Larger animals, especially four-legged ones, supplement the time spent sleeping on the ground with standing power naps. Horses have ligaments in their legs that lock, so they can take a short rest without falling over. Still, they do they need to lie down to get some proper sleep. Giraffes and elephants are also known to rest a bit on their feet.
Killer whales and dolphins take things to the next level. Few animals are more at risk than newborns, and if the mother sticks around, she must protect that baby from predators. Accordingly, neither mother nor baby catch any winks for up to a month. This contradicts the behavior of every other type of mammal, who usually sleep the most right after birth, and gradually accumulate less over time.
Hibernate the Night Away
Perhaps the most famous hibernators, bears spend their winters in a deep slumber that lowers their body temperatures and slows their metabolisms. Plenty of other animals, including snakes (technically called brumation in their case), squirrels and hedgehogs do the same. Hibernation is an example of heterothermy, in which mammals or birds that usually have stable body temperatures change them under specific conditions.
But in another kind of heterothermy, animals perform hibernation-like activity at night or even during the day. Hummingbirds use this as a coping strategy to handle their high-velocity lifestyles, especially under cold conditions. These birds spend the night in a state called torpor, so deep a rest that it is often mistaken for death. Some hummingbirds appear able to tune their torpor based on local conditions.

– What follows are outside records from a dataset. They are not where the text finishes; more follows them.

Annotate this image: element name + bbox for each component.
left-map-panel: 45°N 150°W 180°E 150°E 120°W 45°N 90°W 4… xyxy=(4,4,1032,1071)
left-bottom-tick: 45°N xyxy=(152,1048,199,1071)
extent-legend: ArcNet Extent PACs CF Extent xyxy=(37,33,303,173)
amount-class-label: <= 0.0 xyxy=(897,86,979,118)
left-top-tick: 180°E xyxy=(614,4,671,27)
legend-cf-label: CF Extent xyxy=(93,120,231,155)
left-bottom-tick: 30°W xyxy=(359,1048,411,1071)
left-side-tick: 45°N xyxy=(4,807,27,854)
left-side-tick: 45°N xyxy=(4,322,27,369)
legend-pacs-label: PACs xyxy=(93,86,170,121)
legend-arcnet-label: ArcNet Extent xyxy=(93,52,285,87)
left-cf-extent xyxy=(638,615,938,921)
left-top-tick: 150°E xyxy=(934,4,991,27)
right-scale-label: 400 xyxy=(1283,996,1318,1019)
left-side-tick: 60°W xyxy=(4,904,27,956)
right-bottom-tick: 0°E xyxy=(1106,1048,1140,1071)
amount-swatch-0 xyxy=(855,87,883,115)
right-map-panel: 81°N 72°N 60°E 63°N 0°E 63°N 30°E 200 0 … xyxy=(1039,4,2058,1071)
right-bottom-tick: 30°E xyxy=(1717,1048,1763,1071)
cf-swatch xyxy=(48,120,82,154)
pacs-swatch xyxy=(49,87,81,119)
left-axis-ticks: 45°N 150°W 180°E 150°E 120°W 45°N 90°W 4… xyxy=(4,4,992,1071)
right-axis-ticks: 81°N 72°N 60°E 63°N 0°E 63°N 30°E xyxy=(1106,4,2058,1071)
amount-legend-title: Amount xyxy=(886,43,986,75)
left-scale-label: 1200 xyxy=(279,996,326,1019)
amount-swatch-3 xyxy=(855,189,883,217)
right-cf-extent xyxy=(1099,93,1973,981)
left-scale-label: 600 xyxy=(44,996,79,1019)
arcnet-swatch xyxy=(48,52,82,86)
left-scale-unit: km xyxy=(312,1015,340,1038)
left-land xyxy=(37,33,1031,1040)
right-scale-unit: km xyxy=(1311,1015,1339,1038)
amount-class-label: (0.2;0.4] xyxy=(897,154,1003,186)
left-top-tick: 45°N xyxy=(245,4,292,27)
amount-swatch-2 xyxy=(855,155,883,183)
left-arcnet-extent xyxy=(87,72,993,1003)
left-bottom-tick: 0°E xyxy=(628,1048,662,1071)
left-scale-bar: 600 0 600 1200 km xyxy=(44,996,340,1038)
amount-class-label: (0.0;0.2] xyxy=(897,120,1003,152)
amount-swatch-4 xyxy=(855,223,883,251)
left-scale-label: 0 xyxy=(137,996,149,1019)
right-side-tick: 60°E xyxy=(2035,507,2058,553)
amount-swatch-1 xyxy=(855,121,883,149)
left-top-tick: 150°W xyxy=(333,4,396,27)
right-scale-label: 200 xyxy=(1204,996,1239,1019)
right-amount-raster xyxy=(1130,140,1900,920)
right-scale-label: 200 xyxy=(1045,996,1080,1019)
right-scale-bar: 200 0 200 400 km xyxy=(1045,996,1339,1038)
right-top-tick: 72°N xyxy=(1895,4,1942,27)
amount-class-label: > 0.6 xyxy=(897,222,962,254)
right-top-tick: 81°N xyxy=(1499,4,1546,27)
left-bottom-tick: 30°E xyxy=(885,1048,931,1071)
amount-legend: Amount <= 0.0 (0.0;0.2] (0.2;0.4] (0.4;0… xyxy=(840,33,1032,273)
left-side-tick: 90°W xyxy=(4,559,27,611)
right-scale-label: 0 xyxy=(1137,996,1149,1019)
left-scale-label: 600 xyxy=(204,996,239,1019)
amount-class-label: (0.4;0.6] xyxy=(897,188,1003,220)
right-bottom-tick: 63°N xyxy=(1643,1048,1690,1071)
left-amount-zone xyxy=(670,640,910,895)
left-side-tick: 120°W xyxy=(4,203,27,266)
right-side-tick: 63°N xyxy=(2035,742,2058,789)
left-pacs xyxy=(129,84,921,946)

In this process, their metabolism slows and their body temperature drops as low as 3.26 degrees Celsius, the lowest figure ever recorded for any bird or non-hibernating mammal. This buys them enough time to sleep through the night, shiver themselves awake in the morning and return to a feeding frenzy.
Nothing But REM
The platypus is legendary for its strange appearance. In fact, it’s so odd-looking that reports from British colonists of the supposed beaver-duck hybrid were dismissed as a hoax. The platypus actually belongs to an ancient lineage of egg-laying mammals called monotremes. It has a poisonous spur on its ankle and uses electroreception to hunt. This seemingly mythical creature’s sleeping habits are also highly unusual. They usually sleep for anywhere from six to eight hours a night. Of those, somewhere between 5.8 and eight hours are REM sleep. In mammals, REM is a critical sleep phase but it generally lasts less than half the duration of a total snooze.
Overall, the platypus gets more REM sleep than any other animal. Their unique spot on the evolutionary tree as one of the only two living representatives of the monotreme order (besides echidnas) could even offer insights into the lifestyles of our long-extinct ancestors.
That's because in some ways, monotremes resemble the pre-mammalian reptiles more closely than their fellow mammals (laying eggs, lacking nipples, etc). Research on how echidnas sleep has suggested they undergo a similar process, where the distinction between REM and non-REM sleep is at least blurred, if not non-existent. This suggests that earlier mammals may have gotten a lot more REM sleep than modern ones do — and that REM can even be traced back to the pre-mammalian reptiles.